I have so much to be thankful for. My wife and I have been married for 6 years, and we are each others' anchors. Without her, I would not have found the confidence that landed me a permanent position with a great firm that pays me well. Without my push, she never would have left the job she hated to pursue higher education in a field where she will thrive. We make each other better people.
We are about to become homeowners. My wife's family is letting us take over the mortgage on the house we've been living in for 9 years, all the current equity having been taken out to repair the roof and foundation (daily, we curse the builders of the houses in this town).
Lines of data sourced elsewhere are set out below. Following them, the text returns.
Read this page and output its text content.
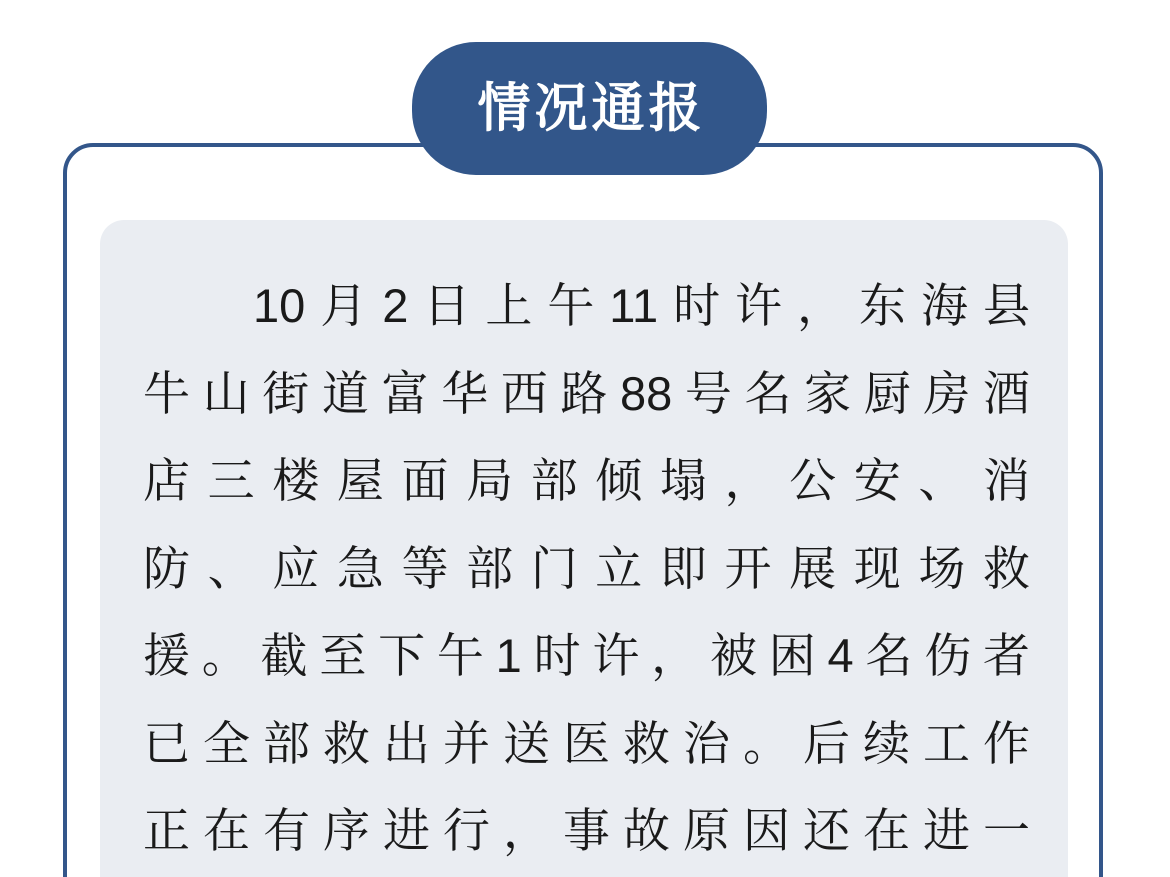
情况通报
10月2日上午11时许，东海县
牛山街道富华西路88号名家厨房酒
店三楼屋面局部倾塌，公安、消
防、应急等部门立即开展现场救
援。截至下午1时许，被困4名伤者
已全部救出并送医救治。后续工作
正在有序进行，事故原因还在进一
There is so much going good with our lives now, but I want more. I was watching a show last night called Kitchen Nightmares. Fancy TV chef Gordon Ramsay goes and helps restaurateurs fix their failing businesses. One of the episodes I watched was of a family business that had been going since the 50s, and I was immediately struck by how much that is something I want.
Not the restaurant - lets not be crazy, the only things I knew how to cook into my 20s were scrambled eggs and spagetti - but the family business. What greater gift to give to your kids and grandkids than a living, a sense of where they come from? When I was quite little, I started working in my uncle's coffee house on weekends, and some days after school. I had to kneel on a wooden barstool to reach the espresso machine, and I was only just tall enough to set dirty dishes on the high counter of the sink. I was so proud to work there. I was a part of making a living for my family.
I'm getting antsy about the lack of shop space in the garage. We are storing a lot of bins and boxes for a couple of friends, it's all inventory for a yearly summer festival. They are going to put a shed in our backyard so we can get it out of there, but they got sick, and then we got sick, and then their kids got sick, and when we aren't sick we have other obligations, and so it's been delayed by months. Without more room to move around in there, I can't even get to most of our stuff, which desperately needs to be sorted, and purged. There was already a lot of crap in there when we moved in, and we've accumulated a lot more in the past nine years.
I'm so grateful that my problems have more to do with my ambition butting up against the constraints of time (and money, of course, there is very little in my life that an extra $10k wouldn't solve). I'm so close, I don't even have to close my eyes to see the place as it should be - as it will be.